Boundaries Kids Can Work With
Setting Empathic Boundaries With Kids
What is so hard, I think with empathic limits is, you know, by the time you get to the empathic limit module in the program, you've heard me rant for, you know, hours about connection, connection, connection, prioritize connection, prioritize connection. And so I think the fear or what a lot of us get wrong, as we go, 'Oh, I'm supposed to let them do whatever, because I'm supposed to prioritize connection.' And that's normal. You're doing it right, you're not doing it wrong, that that's what it feels like. So it's a fine line knife's edge fence. This work of setting empathic limits, and in my limits, I'm communicating to you that you are enough. And you are lovable. And you are okay, just as you are, but also maintaining boundaries and limits around what's okay and what's not okay.

My favorite diagram for boundaries is what I call the boundaries box. And it's basically --- there's the boundaries box, which is four different doors that enter into the box. So there's one, which is the hallway, right at the top. There's no boundary, you just come and go as you please. You just do what you want, you're 10 and you want to eat the whole pantry full of cookies and ice cream, and you just do what you want. No boundaries. Okay. Then the second is a chain link fence, which you can see the dots. So chain link fences, we can see each other. There's some, you know, fluidity. But there's still something but it's not fully blocked. Then the bottom is like a brick wall. There is no discussion, we don't even talk about it. That's like a strange moment. You know, we have no relationship. You want to talk about going out and drinking on the weekend? Nope, no discussion, you are too young, you cannot have a boyfriend. That's just fact. Right? That's that kind of boundary. But then the ideal is having a door with a handle on the inside, rather than on the outside, right? Because if it's on the outside, then that means the other person can just open and come in. And, and I decide when we're, you know, we're going to talk about race and religion, and I'm opening that door, and we're going to talk about it and they have maybe no boundaries around things that you feel comfortable, don't feel comfortable talking about. Right? And then you have me on the inside. Okay.

So the boundaries box is sort of what I think is the four most common kind of boundaries that we have, and that we experience. So for example, with some people in my life, like say, family, you can often have the walkway, the hallway where there are no boundaries, and parents think that they have free rein over asking you whatever or telling you you look fat, or you shouldn't wear that or 'how much do you earn?' You know, they have no boundaries at all. Then you have to upgrade from that, which is the chain link - there's a little bit of boundaries, but still not great. Brick wall, we just do not speak, we don't talk about it, it's completely shut off. And then the ideal is the door. Okay.

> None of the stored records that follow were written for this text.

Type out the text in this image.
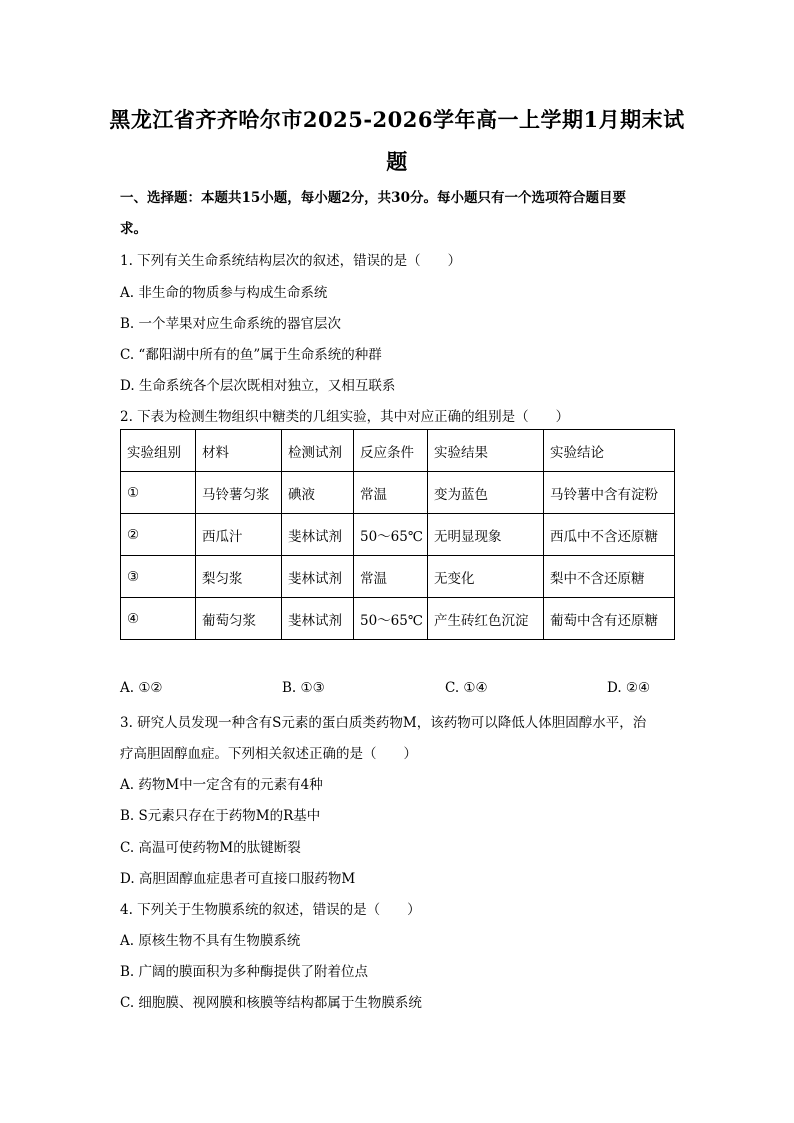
黑龙江省齐齐哈尔市2025-2026学年高一上学期1月期末试
题
一、选择题：本题共15小题，每小题2分，共30分。每小题只有一个选项符合题目要
求。
1. 下列有关生命系统结构层次的叙述，错误的是（　　）
A. 非生命的物质参与构成生命系统
B. 一个苹果对应生命系统的器官层次
C. “鄱阳湖中所有的鱼”属于生命系统的种群
D. 生命系统各个层次既相对独立，又相互联系
2. 下表为检测生物组织中糖类的几组实验，其中对应正确的组别是（　　）
实验组别	材料	检测试剂	反应条件	实验结果	实验结论
①	马铃薯匀浆	碘液	常温	变为蓝色	马铃薯中含有淀粉
②	西瓜汁	斐林试剂	50～65℃	无明显现象	西瓜中不含还原糖
③	梨匀浆	斐林试剂	常温	无变化	梨中不含还原糖
④	葡萄匀浆	斐林试剂	50～65℃	产生砖红色沉淀	葡萄中含有还原糖
A. ①②	B. ①③	C. ①④	D. ②④
3. 研究人员发现一种含有S元素的蛋白质类药物M，该药物可以降低人体胆固醇水平，治
疗高胆固醇血症。下列相关叙述正确的是（　　）
A. 药物M中一定含有的元素有4种
B. S元素只存在于药物M的R基中
C. 高温可使药物M的肽键断裂
D. 高胆固醇血症患者可直接口服药物M
4. 下列关于生物膜系统的叙述，错误的是（　　）
A. 原核生物不具有生物膜系统
B. 广阔的膜面积为多种酶提供了附着位点
C. 细胞膜、视网膜和核膜等结构都属于生物膜系统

So ideally, with our kids, what we want to be having is the door kind of boundary where we can discuss it, right? It's not a brick wall, where we have no discussion around things. And that I think is the key to permissive parenting versus controlling parenting is the middle ground where like the sweet spot where we want to be, is connected conversation. Where we're talking about constantly, what's working and what's not. You can't do that if you do the hard fast Iron Fist rule of brick wall of 'Nope. This is what I say. And I'm your father. And this is what I say goes you know I'm taking the door off your room.' That is brick wall and just doesn't work, doesn't work. Then chain link - better, I'll take chain link over walkway or brick wall. And it's often, as we're learning how to do this stuff, it often starts there: that you kind of have the walkway, you graduate up to chain link. You might swing a bit too far and do brick wall and then you swing back to the door and that's kind of the sweet spot. You want to model this stuff for them. Where else are they going to learn how to communicate what they want and what they need?